… обошлось. По крайней мере – пока. Позже, вероятнее всего будет ох как весело! Особенно русским… веналайнен… рюсся…
На улицу, застёгивая пальто, я вывалился с облегчением – лучший бой тот, который не случился. Было за что драться, и то сто раз подумал бы…
… мельком успеваю заметить, что глаза у финнов нехорошие. Мы не переиграли их, не передавили взглядами. Они просто ждут… чего-то. Отмашки, наверное! Когда точно будет ясно, что – можно! Вот тогда они всё припомнят… всем… и не факт, что именно нам. Просто – припомнят. С процентами.
– Красная сволочь! – один из моряков оставляет за собой последнее слово, захлопывая дверь с видом победителя. Хельсинки действительно «красный» город, равно как и почти все крупные города Финляндии. Не большевистский, нет… ну да какая к чёрту разница! Левые эсеры, анархисты и прочие – одна сволочь [5] Напоминаю, что ГГ не автор, и что у ГГ, помимо недавнего противостояния с красными, говорит испуг, отсюда и эта злоба.
! Но ах как зря он это сказал…
Воздух на улице сырой, невкусный, пахнущий железнодорожными мастерскими, портом и дымом недалёких пожаров. Но после табачного угара не могу надышаться, и дышу чуть ли не до боли в лёгких, насквозь пропитавшихся табачным дымом.
Под ногами мокрый снег, грязный, многажды перемешанный сапогами и ботинками, с промоинами воды, в которой плавают островки рыхлого льда. Скользко, сыро, ветрено. На улице горит единственный тусклый фонарь, но кое-где светятся окна, и в общем, ориентироваться можно.
Олаф с товарищами, оскальзываясь, уходя вдаль, не оглядываясь. Несколько десятков метров, и они скрылись из вида.
Гулко ухают пушки, следом слышно пулемётное стакатто, трещат выстрелы из винтовок, что-то рвётся вдали, и снова слышны выстрелы артиллерии.
– Корабельные, – закуривая, со знанием дела говорит один из моряков, прислушиваясь к звукам редкой канонады, – шестидюймовая ухнула!
– Русский Флот, – согласно кивает механик, и остальные соглашаются с ним. Да собственно, больше и некому… а у меня аж зубы сводит. Как всё это не вовремя!
Во время Февральской Революции матросики в Хельсинки-Гельсингфорсе поддались р-революционному угару и левацкой пропаганде, и изрядно сократили количество офицеров на кораблях. Цифры называют разные, да и интерпретация события отличается порой диаметрально.
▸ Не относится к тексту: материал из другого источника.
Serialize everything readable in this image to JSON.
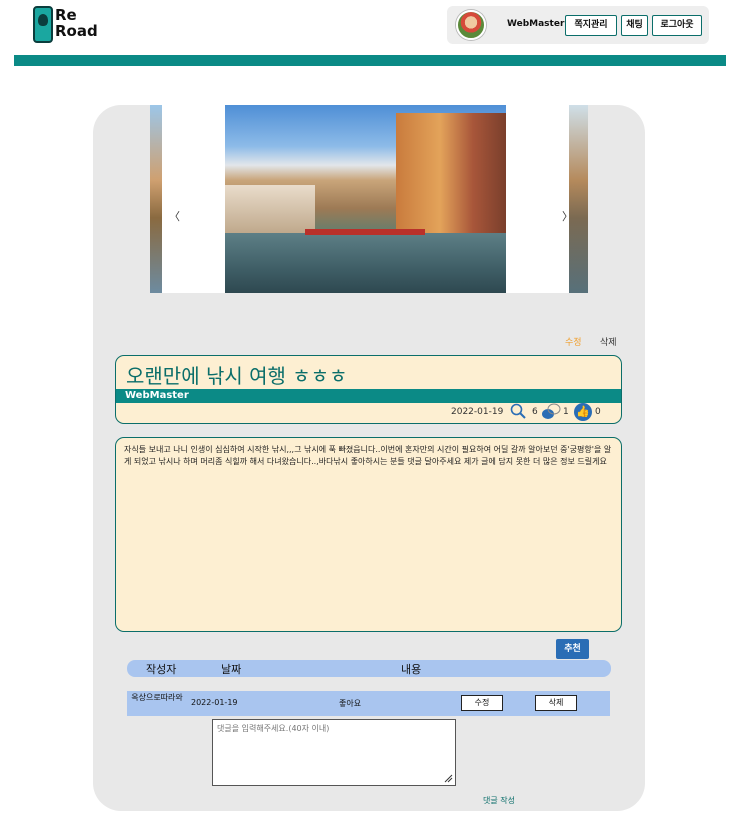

Одни увидели в этом происки вражеских разведок и в подтверждение своей версии ссылаются на опыт Французской Революции, когда британские агенты руками местной сволочи изрядно ослабили французский флот. Сперва – убив лучших офицеров, а после – устроив гонения аристократии, которой среди флотских всегда было полно.
Другие говорят, что морские офицеры, которых озверевшая матросня сбрасывал с кораблей на лёд, топила в полыньях и вешала на реях, вполне заслужила своей участи. Дескать, остальных-то не тронули! Нормальных.
А убивали, дескать, только «дантистов» и любителей закручивать уставные гайки, подводя служивого человека под трибунал за всякую мелочь. Ну и интендантскую сволочь, их-то всегда есть за что!
Чёрт его знает… Но верно то, что насытившись крови, матросы вернулись на корабли, где и сохраняли какое-никакое, а подобие нейтралитета, неся донельзя странную службу и не вмешиваясь в дела Княжества Финляндского, отныне независимого государства.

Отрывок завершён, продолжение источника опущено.